When a regular retail investor, or even an investor at a fund, decides to make an investment what do they do? They take a look at the trends of the company through its technical indicators to see if its being under or overvalued in the short and long term and then they take to the news to see what the companies recent endeavors are. If the investor finds articles that positively reflect the company they are likely going to invest and vise versa, as does every other investor that is looking into this company.
What it does
The Eureka AI, is a neural network that is trained on the compilation of over seven thousand news articles and technical indicators. Once trained on this it has the potential to analyze current news articles and indicators to determine if the price of current stock is going to go up or down and buys, sells, and shorts accordingly. When picking between positive, neutral, and negative changes to the stock we have achieved a 61.44% accuracy on some training runs, as opposed to the 33% expected from a random classifier.
How we built it
We gathered the news data from the EventRegistery API and preprocessed the data with the Natural Language Tool kit to determine the polarity, subjectivity, word count, and sentence count. Then we utilized pandas to process that into a dataframe where we then coupled the news data with pricing information pulled from the IEXFinance API and technical indicators that we calculated with the Technical Analysis library.
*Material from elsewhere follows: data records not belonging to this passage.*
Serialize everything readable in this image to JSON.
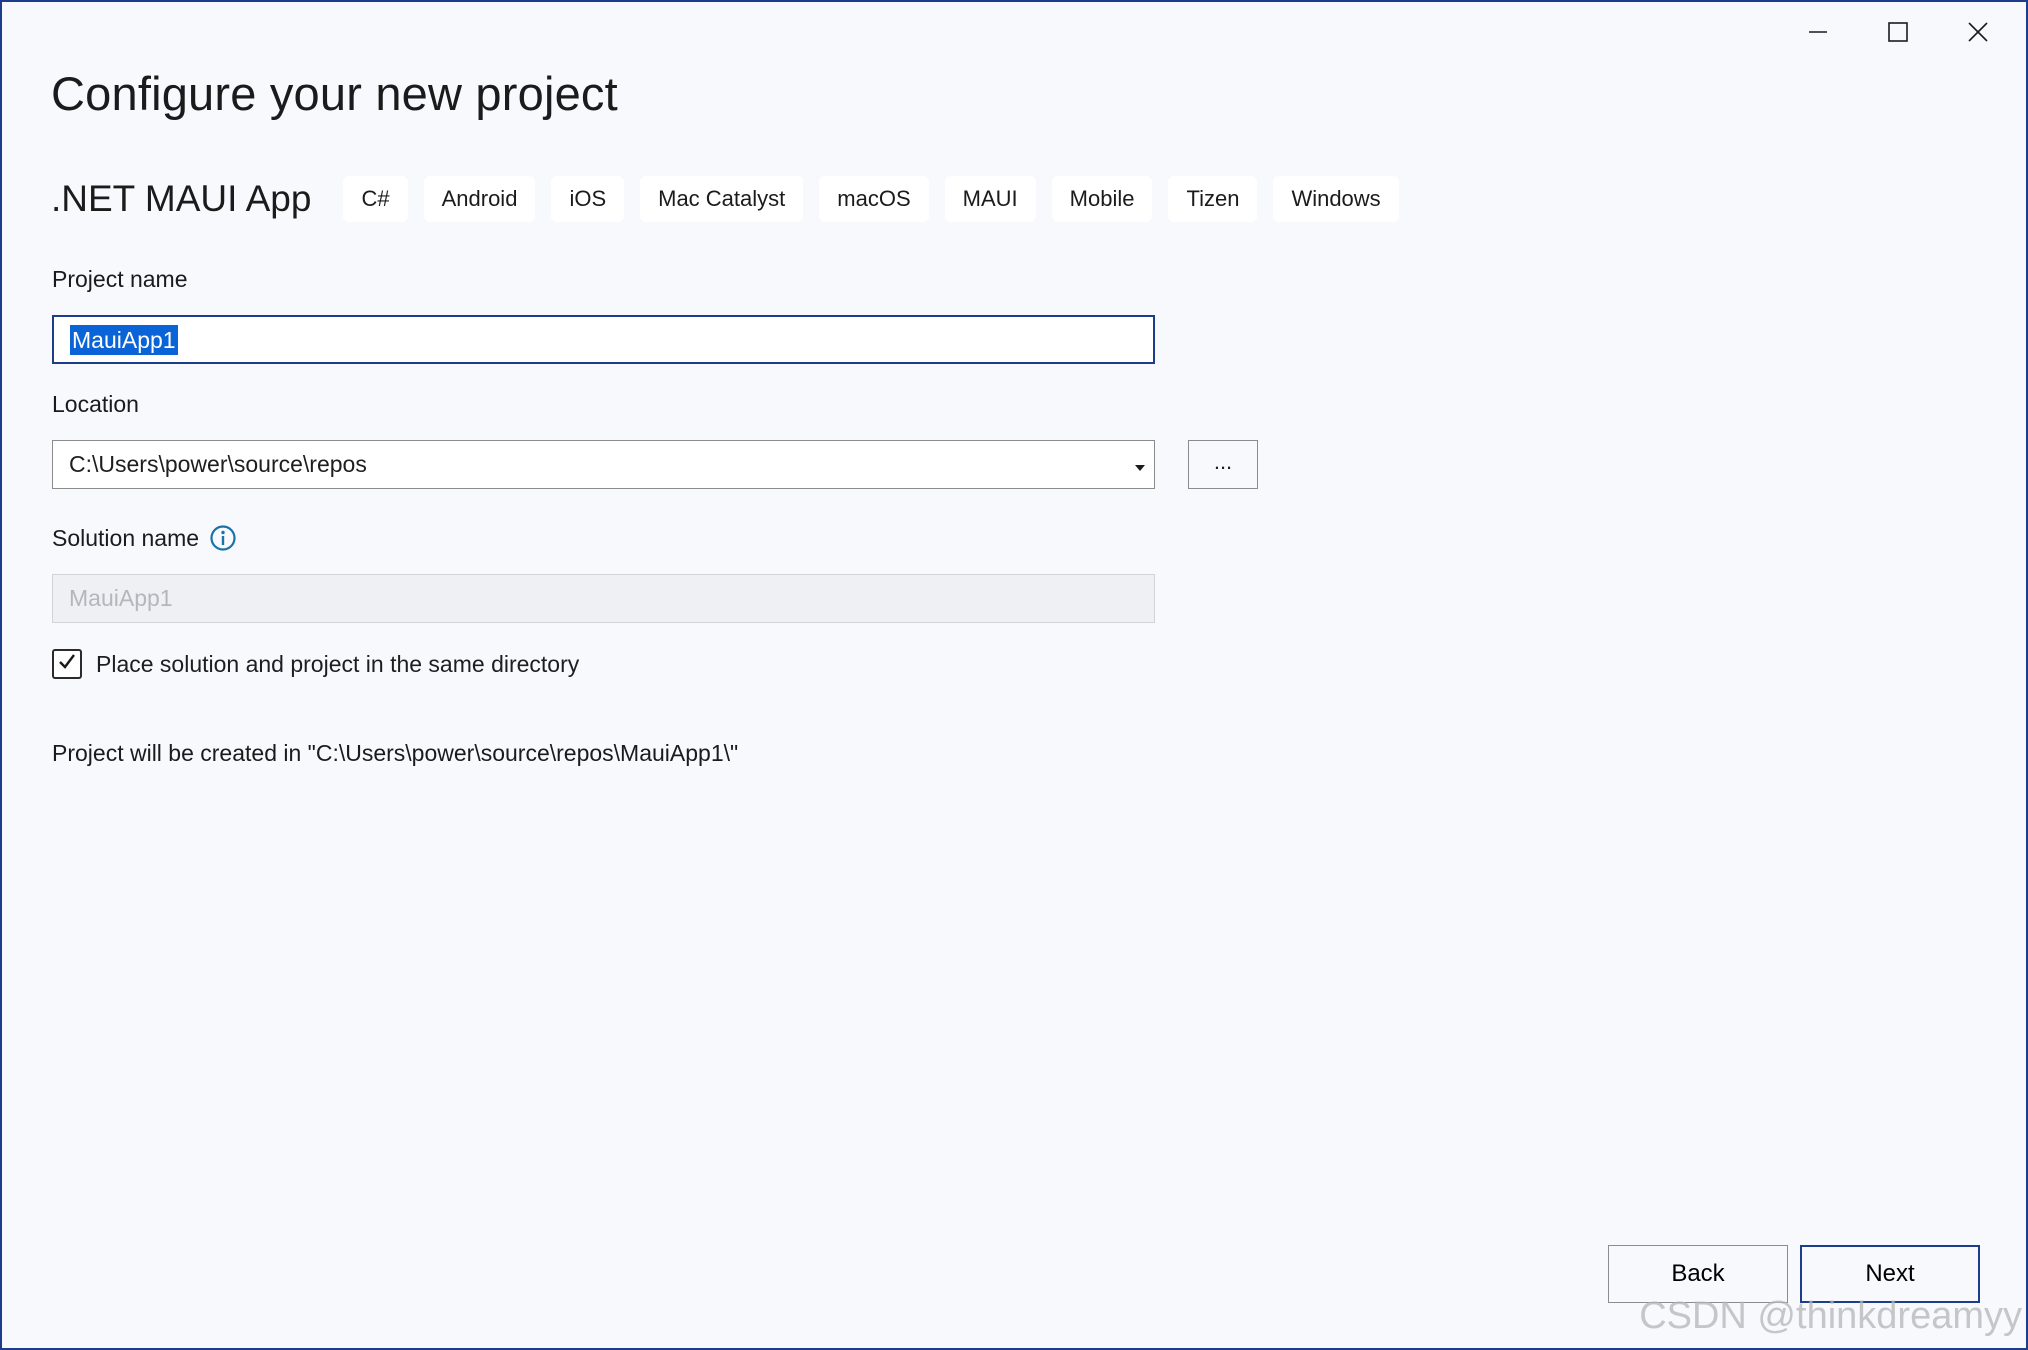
{
  "window": {
    "controls": [
      "minimize",
      "maximize",
      "close"
    ]
  },
  "header": {
    "title": "Configure your new project"
  },
  "template": {
    "name": ".NET MAUI App",
    "tags": [
      "C#",
      "Android",
      "iOS",
      "Mac Catalyst",
      "macOS",
      "MAUI",
      "Mobile",
      "Tizen",
      "Windows"
    ]
  },
  "form": {
    "project_name_label": "Project name",
    "project_name_value": "MauiApp1",
    "location_label": "Location",
    "location_value": "C:\\Users\\power\\source\\repos",
    "browse_label": "...",
    "solution_name_label": "Solution name",
    "solution_name_value": "MauiApp1",
    "same_directory_label": "Place solution and project in the same directory",
    "same_directory_checked": true,
    "created_in_text": "Project will be created in \"C:\\Users\\power\\source\\repos\\MauiApp1\\\""
  },
  "footer": {
    "back_label": "Back",
    "next_label": "Next"
  },
  "watermark": "CSDN @thinkdreamyy",
  "colors": {
    "accent": "#1c3d8a",
    "selection": "#0a64d8",
    "info_icon": "#1a73a8",
    "background": "#f8f9fd"
  }
}
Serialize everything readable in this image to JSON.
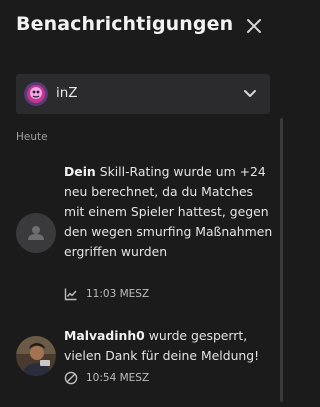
{
  "header": {
    "title": "Benachrichtigungen",
    "close_icon": "close-icon"
  },
  "account_selector": {
    "selected": "inZ",
    "avatar_icon": "account-avatar",
    "chevron_icon": "chevron-down-icon"
  },
  "section": {
    "label": "Heute"
  },
  "notifications": [
    {
      "bold": "Dein",
      "text": " Skill-Rating wurde um +24 neu berechnet, da du Matches mit einem Spieler hattest, gegen den wegen smurfing Maßnahmen ergriffen wurden",
      "time": "11:03 MESZ",
      "icon": "trend-chart-icon",
      "avatar_icon": "user-placeholder-icon"
    },
    {
      "bold": "Malvadinh0",
      "text": " wurde gesperrt, vielen Dank für deine Meldung!",
      "time": "10:54 MESZ",
      "icon": "ban-icon",
      "avatar_icon": "user-photo-avatar"
    }
  ],
  "colors": {
    "background": "#1b1b1c",
    "dropdown": "#2b2b2d",
    "text": "#e4e4e4",
    "muted": "#a0a0a0"
  }
}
After we gathered the training data set we ran the dataframe into a sciKit-Learn backed neural network, that would then be able to determine future buy, stay, or sell scenarios at a 61 percent accuracy rating.
Challenges we ran into
Data mining for this project proved challenging. Most API's found required a premium to make the necessary calls per second to gather to amount of data points we needed (AlphaVantage for example caps the calls at 5 per minute). As a result, we had to use mainly open source data sources which proved to either be unclean or would just be processed as noise.
Accomplishments that we're proud of
The preprocessing mechanisms we developed filtered through 250,000 data points and was able to determine news scores and indicators for each while simultaneously filtering out the noise to result in thousands of clean data points. When picking between positive, neutral, and negative changes to the stock we have achieved a 61.44% accuracy on some training runs, as opposed to the 33% expected from a random classifier.
What we learned
Each stage of processing took several hours so developing better preprocessing techniques could be the focus of our next endeavors. Many variables affect stock price mobility, but with the advancements in machine learning and AI we may be able to predict future trends with current, clean data sets.
What's next for Eureka Indicator
Get funding for cleaner data sets and write a more robust machine learning algorithm that takes in more technical indicators and handles noise effectively enough to generate an alpha of 7% or more.